Num livro em que também aborda as conseqüências do presente no futuro, o jornalista e ensaísta Paulo Roberto Pires lançou Diante do fascismo – crônicas de um país à beira do abismo, pela Editora Tinta da China. Textos escritos para as revistas Época e Quatro Cinco Um, cobrindo o período de março de 2018 a março deste ano.

Pires dirige um olhar duro e sarcástico sobre esse tempo de dispersão e calamidades. Entra no debate público sem medo, critica a autoproclamada isenção de intelectuais que não assumem posição. Com a chegada do coronavírus e a radicalização do governo Bolsonaro, passa a se referir a ele como a encarnação da “barbárie fascista”. Deixa para o futuro o testemunho límpido e veemente de um escritor num momento crítico do país.

Autor de O drible, o jornalista, escritor e colunista da Folha de S.Paulo Sérgio Rodrigues apresenta seu novo romance, A vida Futura, da Cia das Letras. Uma inventiva ficção em que os escritores José de Alencar e Machado de Assis visitam o Rio de Janeiro do século 21 e têm suas vidas envolvidas com milicianos.

O sociólogo, ex-militante e exilado Liszt Vieira reaparece com A democracia Reage, O Brasil de 2020 a 2022, que se segue à Democracia resiste, 2018/20, pela editora Garamond.
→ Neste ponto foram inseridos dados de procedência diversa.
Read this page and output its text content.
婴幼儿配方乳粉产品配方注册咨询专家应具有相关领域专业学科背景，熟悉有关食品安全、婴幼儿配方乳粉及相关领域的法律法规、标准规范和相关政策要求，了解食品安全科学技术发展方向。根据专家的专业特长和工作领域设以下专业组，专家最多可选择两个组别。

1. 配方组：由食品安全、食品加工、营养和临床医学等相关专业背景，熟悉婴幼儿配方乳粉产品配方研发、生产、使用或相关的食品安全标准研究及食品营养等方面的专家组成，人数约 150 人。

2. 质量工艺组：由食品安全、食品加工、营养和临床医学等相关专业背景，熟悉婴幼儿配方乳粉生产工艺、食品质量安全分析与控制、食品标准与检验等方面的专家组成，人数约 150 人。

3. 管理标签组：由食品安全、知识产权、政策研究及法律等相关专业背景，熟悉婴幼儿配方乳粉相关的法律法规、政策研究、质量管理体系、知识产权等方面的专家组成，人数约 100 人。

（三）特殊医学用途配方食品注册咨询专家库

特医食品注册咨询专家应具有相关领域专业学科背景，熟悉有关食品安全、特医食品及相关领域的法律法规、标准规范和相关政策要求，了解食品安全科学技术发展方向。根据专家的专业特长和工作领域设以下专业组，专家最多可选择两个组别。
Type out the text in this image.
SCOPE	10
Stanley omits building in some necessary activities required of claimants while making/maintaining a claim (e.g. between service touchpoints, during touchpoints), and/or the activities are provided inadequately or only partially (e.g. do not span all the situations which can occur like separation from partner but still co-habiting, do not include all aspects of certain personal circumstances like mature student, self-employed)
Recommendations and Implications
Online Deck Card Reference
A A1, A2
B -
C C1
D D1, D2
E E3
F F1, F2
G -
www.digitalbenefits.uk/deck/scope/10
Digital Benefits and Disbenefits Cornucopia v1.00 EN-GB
Pioneiro nas lutas do movimento verde, Liszt atua como um regente ao pôr em discussão questões da resistência democrática, da pandemia e do meio ambiente.

Em seu vasto painel histórico, o jornalista Laurentino Gomes lançou o volume 3 de sua trilogia sobre a escravidão: Da Independência do Brasil à Lei Áurea. Em 1822, a compra e venda de gente era o maior negócio do novo país independente, quando os escravos representavam cerca de 1/3 da população. Último volume é dedicado ao século 19 e passa pelo movimento abolicionista até a lei Áurea, de 1888. Laurentino expõe o infame legado da escravidão, que permanece arraigado na vida dos brasileiros.